Разделитель для чтения книг в онлайн библиотеке

Онлайн книга «Имя мне - Красный»

Cтраница 105

Однако взгляд мастера Османа уже стал отсутствующим, как у слепца; увеличительное стекло он держал в руке не для того, чтоб лучше видеть, а по привычке. Мы немного помолчали. Потом мастер Осман велел карлику, слушавшему его рассказ, словно печальную сказку, принести другую книгу, подробно описав, как должен выглядеть ее переплет. Когда карлик ушел, я простодушно спросил:

– Кто же тогда нарисовал коня для книги Эниште?

– У обоих коней ноздри усечены, однако конь из муракка, где бы его ни нарисовали – в Самарканде или в Междуречье, – нарисован в китайском стиле, а прекрасный конь из книги Эниште – в манере старых мастеров Герата. Такого изящного коня редко встретишь в жизни. Это не монгольский конь, а конь, созданный мечтой художника.

– Однако его ноздри усечены, как у настоящего монгольского коня, – прошептал я.

– Дело в том, что двести лет назад, когда монголы ушли, а на смену им явился Тимур и его потомки, кто-то из старых мастеров, работавших в Герате, нарисовал чудесного коня с изящно усеченными ноздрями. Может быть, этот мастер видел такие ноздри у настоящей монгольской лошади, а может быть – на рисунке другого художника. Никто и никогда уже не узнает, для какой книги была сделана та миниатюра, для какого шаха готовилась книга, однако я уверен, что рисунок понравился кому-то во дворце – например, любимой жене султана – и после этого на некоторое время получил большую известность. Не сомневаюсь я и в том, что по этой причине все заурядные художники, завидовавшие славе мастера, принялись копировать лошадь с усеченными ноздрями. Таким образом, эта лошадь, а вместе с ней и ее ноздри, стала в той мастерской образцом, впечатавшимся в память художников. Потом, когда правитель той страны потерпел поражение в войне, эти художники, словно печальные жены, отправляющиеся в новый гарем, разбрелись по свету, чтобы найти себе новых покровителей. Скорее всего, большинству из них никогда больше не пришлось рисовать коней с усеченными ноздрями, потому что это противоречило стилю тех мастерских, где они стали работать. Однако другие художники не только продолжали упрямо следовать затверженной манере, но и своих красивых подмастерьев учили рисовать лошадей с изящно усеченными ноздрями, говоря, что так делали старые мастера. Так и получилось, что столетия спустя после того, как монголы ушли из стран арабов и персов, а сожженные и разграбленные города вернулись к жизни, некоторые художники продолжали рисовать лошадей с усеченными ноздрями, полагая, что это образец. Не сомневаюсь, что многие из них ведать не ведали ни о монгольских завоевателях, ни о том, какие у них были кони, а просто рисовали по образцу, как это делают и наши художники.
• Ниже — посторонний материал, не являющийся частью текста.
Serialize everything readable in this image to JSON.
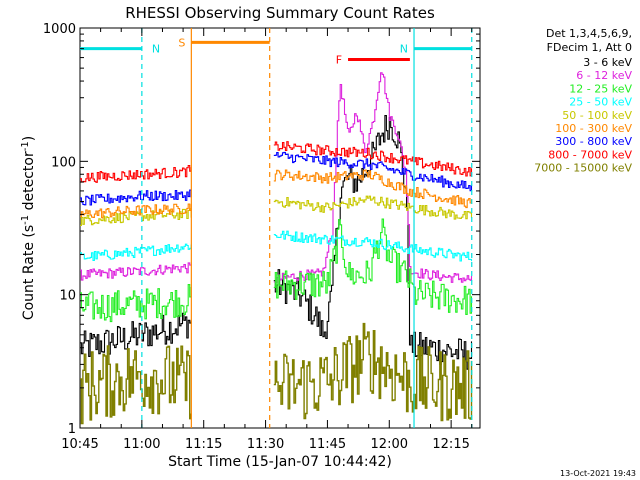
{
  "chart_data": {
    "type": "line",
    "title": "RHESSI Observing Summary Count Rates",
    "xlabel": "Start Time (15-Jan-07 10:44:42)",
    "ylabel": "Count Rate (s",
    "ylabel_sup1": "-1",
    "ylabel_mid": " detector",
    "ylabel_sup2": "-1",
    "ylabel_end": ")",
    "x_unit": "minutes",
    "xlim": [
      "10:45",
      "12:22"
    ],
    "ylim": [
      1,
      1000
    ],
    "y_scale": "log",
    "x_ticks": [
      "10:45",
      "11:00",
      "11:15",
      "11:30",
      "11:45",
      "12:00",
      "12:15"
    ],
    "y_ticks": [
      "1",
      "10",
      "100",
      "1000"
    ],
    "legend_header": [
      "Det 1,3,4,5,6,9,",
      "FDecim 1, Att 0"
    ],
    "legend_position": "top-right (outside plot)",
    "footer_timestamp": "13-Oct-2021 19:43",
    "data_gap": [
      "11:12",
      "11:32"
    ],
    "series": [
      {
        "name": "3 - 6 keV",
        "color": "#000000",
        "x": [
          "10:45",
          "11:00",
          "11:10",
          "11:33",
          "11:38",
          "11:42",
          "11:44",
          "11:46",
          "11:48",
          "11:50",
          "11:52",
          "11:54",
          "11:56",
          "11:58",
          "12:00",
          "12:02",
          "12:04",
          "12:05",
          "12:10",
          "12:20"
        ],
        "values": [
          4,
          5,
          6,
          12,
          10,
          7,
          5,
          10,
          60,
          75,
          70,
          85,
          110,
          160,
          200,
          150,
          60,
          4,
          4,
          3.5
        ]
      },
      {
        "name": "6 - 12 keV",
        "color": "#dd22dd",
        "x": [
          "10:45",
          "11:00",
          "11:10",
          "11:33",
          "11:38",
          "11:42",
          "11:44",
          "11:46",
          "11:48",
          "11:50",
          "11:52",
          "11:54",
          "11:56",
          "11:58",
          "12:00",
          "12:02",
          "12:04",
          "12:05",
          "12:10",
          "12:20"
        ],
        "values": [
          14,
          15,
          16,
          13,
          14,
          14,
          15,
          30,
          400,
          150,
          240,
          120,
          200,
          520,
          220,
          160,
          80,
          15,
          14,
          13
        ]
      },
      {
        "name": "12 - 25 keV",
        "color": "#22ee22",
        "x": [
          "10:45",
          "11:00",
          "11:10",
          "11:33",
          "11:45",
          "11:48",
          "11:50",
          "11:55",
          "11:58",
          "12:00",
          "12:04",
          "12:06",
          "12:20"
        ],
        "values": [
          8,
          8.5,
          9,
          12,
          12,
          30,
          14,
          14,
          30,
          18,
          14,
          10,
          9
        ]
      },
      {
        "name": "25 - 50 keV",
        "color": "#00ffff",
        "x": [
          "10:45",
          "11:00",
          "11:10",
          "11:33",
          "11:45",
          "11:55",
          "12:05",
          "12:20"
        ],
        "values": [
          19,
          21,
          23,
          28,
          26,
          25,
          22,
          19
        ]
      },
      {
        "name": "50 - 100 keV",
        "color": "#c8c800",
        "x": [
          "10:45",
          "11:00",
          "11:10",
          "11:33",
          "11:45",
          "11:55",
          "12:05",
          "12:20"
        ],
        "values": [
          36,
          39,
          40,
          50,
          45,
          52,
          45,
          38
        ]
      },
      {
        "name": "100 - 300 keV",
        "color": "#ff8800",
        "x": [
          "10:45",
          "11:00",
          "11:10",
          "11:33",
          "11:45",
          "11:55",
          "12:05",
          "12:20"
        ],
        "values": [
          40,
          43,
          44,
          80,
          75,
          80,
          60,
          48
        ]
      },
      {
        "name": "300 - 800 keV",
        "color": "#0000ff",
        "x": [
          "10:45",
          "11:00",
          "11:10",
          "11:33",
          "11:45",
          "11:55",
          "12:05",
          "12:20"
        ],
        "values": [
          50,
          55,
          55,
          110,
          100,
          95,
          80,
          63
        ]
      },
      {
        "name": "800 - 7000 keV",
        "color": "#ff0000",
        "x": [
          "10:45",
          "11:00",
          "11:10",
          "11:33",
          "11:45",
          "11:55",
          "12:05",
          "12:20"
        ],
        "values": [
          75,
          80,
          83,
          130,
          120,
          115,
          100,
          83
        ]
      },
      {
        "name": "7000 - 15000 keV",
        "color": "#808000",
        "x": [
          "10:45",
          "11:00",
          "11:10",
          "11:33",
          "11:45",
          "11:55",
          "12:05",
          "12:20"
        ],
        "values": [
          2,
          2.5,
          2.2,
          2,
          2.2,
          3.5,
          2.2,
          2
        ]
      }
    ],
    "flag_bars": [
      {
        "label": "N",
        "color": "#00e0e0",
        "start": "10:45",
        "end": "11:00",
        "level": 700
      },
      {
        "label": "N",
        "color": "#00e0e0",
        "start": "12:06",
        "end": "12:20",
        "level": 700
      },
      {
        "label": "S",
        "color": "#ff8800",
        "start": "11:12",
        "end": "11:31",
        "level": 780
      },
      {
        "label": "F",
        "color": "#ff0000",
        "start": "11:50",
        "end": "12:05",
        "level": 580
      }
    ],
    "vertical_markers": [
      {
        "color": "#00e0e0",
        "at": "11:00",
        "style": "dashed"
      },
      {
        "color": "#00e0e0",
        "at": "12:06",
        "style": "solid"
      },
      {
        "color": "#00e0e0",
        "at": "12:20",
        "style": "dashed"
      },
      {
        "color": "#ff8800",
        "at": "11:12",
        "style": "solid"
      },
      {
        "color": "#ff8800",
        "at": "11:31",
        "style": "dashed"
      }
    ]
  }
}
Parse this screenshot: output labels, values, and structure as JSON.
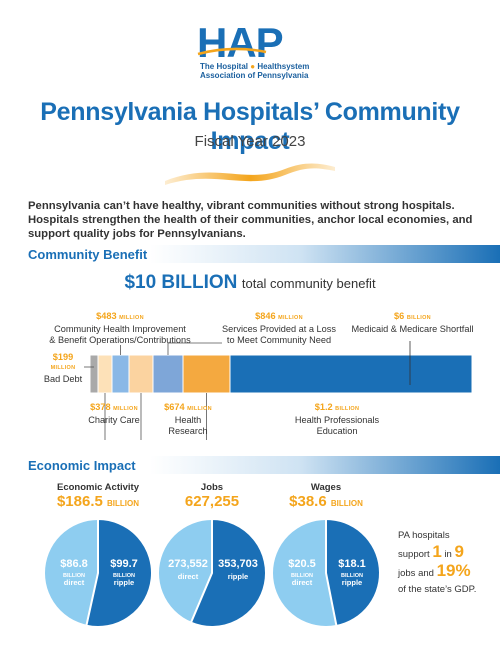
{
  "logo": {
    "mark": "HAP",
    "line1_a": "The Hospital",
    "line1_b": "Healthsystem",
    "line2": "Association of Pennsylvania"
  },
  "title": "Pennsylvania Hospitals’ Community Impact",
  "subtitle": "Fiscal Year 2023",
  "intro": "Pennsylvania can’t have healthy, vibrant communities without strong hospitals. Hospitals strengthen the health of their communities, anchor local economies, and support quality jobs for Pennsylvanians.",
  "sections": {
    "community": "Community Benefit",
    "economic": "Economic Impact"
  },
  "colors": {
    "brand_blue": "#1a6fb6",
    "accent_orange": "#f4a51c",
    "light_blue": "#8ecdf0",
    "dark_blue": "#1a6fb6"
  },
  "total_benefit": {
    "value": "$10 BILLION",
    "label": "total community benefit"
  },
  "chart_data": [
    {
      "type": "bar",
      "title": "Community Benefit",
      "unit": "billions",
      "categories": [
        "Bad Debt",
        "Charity Care",
        "Community Health Improvement & Benefit Operations/Contributions",
        "Health Research",
        "Services Provided at a Loss to Meet Community Need",
        "Health Professionals Education",
        "Medicaid & Medicare Shortfall"
      ],
      "values": [
        0.199,
        0.378,
        0.483,
        0.674,
        0.846,
        1.2,
        6
      ],
      "segment_colors": [
        "#a9a9a9",
        "#fde1b8",
        "#8ab8e6",
        "#fbd3a0",
        "#7ea6d8",
        "#f4a940",
        "#1a6fb6"
      ],
      "labels": {
        "bad_debt_val": "$199",
        "bad_debt_unit": "MILLION",
        "bad_debt": "Bad Debt",
        "charity_val": "$378",
        "charity_unit": "MILLION",
        "charity": "Charity Care",
        "chi_val": "$483",
        "chi_unit": "MILLION",
        "chi_1": "Community Health Improvement",
        "chi_2": "& Benefit Operations/Contributions",
        "research_val": "$674",
        "research_unit": "MILLION",
        "research_1": "Health",
        "research_2": "Research",
        "loss_val": "$846",
        "loss_unit": "MILLION",
        "loss_1": "Services Provided at a Loss",
        "loss_2": "to Meet Community Need",
        "edu_val": "$1.2",
        "edu_unit": "BILLION",
        "edu_1": "Health Professionals",
        "edu_2": "Education",
        "med_val": "$6",
        "med_unit": "BILLION",
        "med": "Medicaid & Medicare Shortfall"
      }
    },
    {
      "type": "pie",
      "title": "Economic Activity",
      "total": "$186.5",
      "total_unit": "BILLION",
      "slices": [
        {
          "name": "direct",
          "value": 86.8,
          "amount": "$86.8",
          "unit": "BILLION",
          "label": "direct"
        },
        {
          "name": "ripple",
          "value": 99.7,
          "amount": "$99.7",
          "unit": "BILLION",
          "label": "ripple"
        }
      ]
    },
    {
      "type": "pie",
      "title": "Jobs",
      "total": "627,255",
      "total_unit": "",
      "slices": [
        {
          "name": "direct",
          "value": 273552,
          "amount": "273,552",
          "unit": "",
          "label": "direct"
        },
        {
          "name": "ripple",
          "value": 353703,
          "amount": "353,703",
          "unit": "",
          "label": "ripple"
        }
      ]
    },
    {
      "type": "pie",
      "title": "Wages",
      "total": "$38.6",
      "total_unit": "BILLION",
      "slices": [
        {
          "name": "direct",
          "value": 20.5,
          "amount": "$20.5",
          "unit": "BILLION",
          "label": "direct"
        },
        {
          "name": "ripple",
          "value": 18.1,
          "amount": "$18.1",
          "unit": "BILLION",
          "label": "ripple"
        }
      ]
    }
  ],
  "side_note": {
    "l1": "PA hospitals",
    "l2a": "support",
    "one": "1",
    "in": "in",
    "nine": "9",
    "l3a": "jobs and",
    "pct": "19%",
    "l4": "of the state’s GDP."
  }
}
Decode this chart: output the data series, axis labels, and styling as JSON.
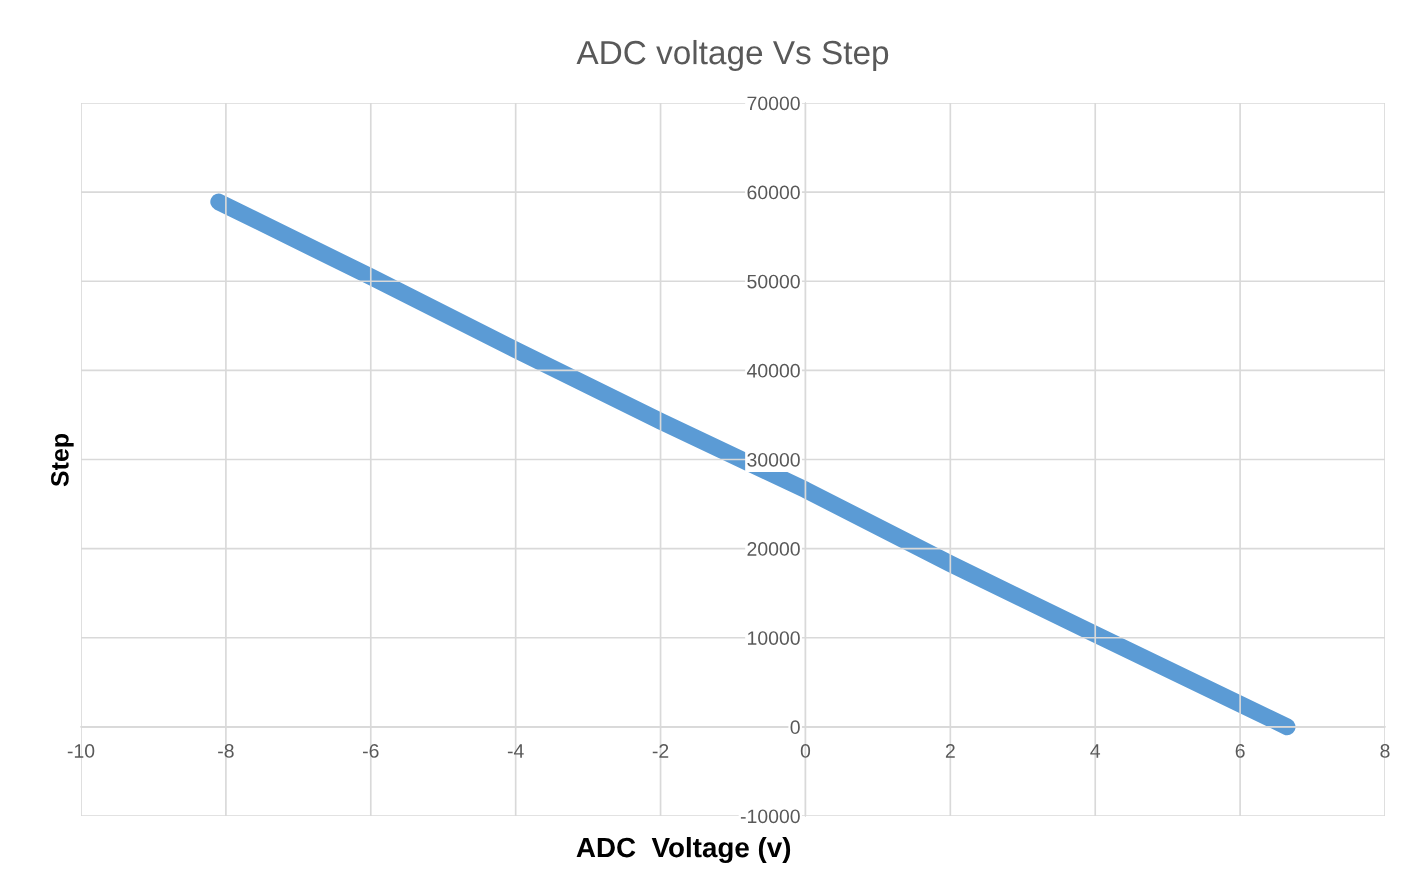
{
  "chart_data": {
    "type": "line",
    "title": "ADC voltage Vs Step",
    "xlabel": "ADC  Voltage (v)",
    "ylabel": "Step",
    "x": [
      -8.1,
      -6,
      -4,
      -2,
      0,
      2,
      4,
      6.65
    ],
    "series": [
      {
        "color": "#5b9bd5",
        "values": [
          58900,
          50500,
          42300,
          34300,
          26600,
          18300,
          10400,
          0
        ]
      }
    ],
    "xlim": [
      -10,
      8
    ],
    "xticks": [
      -10,
      -8,
      -6,
      -4,
      -2,
      0,
      2,
      4,
      6,
      8
    ],
    "ylim": [
      -10000,
      70000
    ],
    "yticks": [
      -10000,
      0,
      10000,
      20000,
      30000,
      40000,
      50000,
      60000,
      70000
    ],
    "grid": true,
    "line_style": "solid"
  }
}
– Мастер, вы были правы, – восхищенно сказал я. – Способ недиме принес плоды, как вы и надеялись. У каждого художника есть скрытая подпись.

– Не у каждого художника, а у каждой мастерской, – горделиво поправил меня мастер Осман. – А на самом деле даже и не у каждой мастерской. В некоторых мастерских, как бывает в несчастных семьях, многие годы каждый гнет свою линию и никто не понимает, что счастье не возникает без согласия, а согласие и есть счастье. Одни стараются рисовать как китайцы, другие – как туркмены, третьи – как монголы или мастера Шираза. От этого они все время ссорятся, словно сварливые муж и жена, и не могут выработать единого стиля.

Теперь на лице мастера Османа явственно проступило горделивое выражение. Вместо унылого, печального старика, с которым я так долго общался, передо мной был жесткий, упрямый человек, правящий подчиненными железной рукой.

– Мастер! – сказал я. – За двадцать лет вам удалось привести художников, собравшихся со всех четырех сторон света, людей самых разных нравов и привычек, к такому замечательному согласию, к такой гармонии, что возник новый стиль – османский!

Почему искреннее восхищение, которое я чувствовал только что, обратилось в лицемерие, стоило выразить его вслух? Может быть, похвалы человеку, чьим талантом и мастерством мы и в самом деле восхищаемся, звучат искренне, лишь когда он утратил власть и могущество и хотя бы немного познал несчастье?

– Куда запропастился этот карлик? – проворчал мастер Осман.

Так сказал бы могущественный вельможа, любящий лесть и похвалы, но смутно припоминающий, что любить их не надо бы, и делающий вид, будто ему хочется сменить предмет разговора.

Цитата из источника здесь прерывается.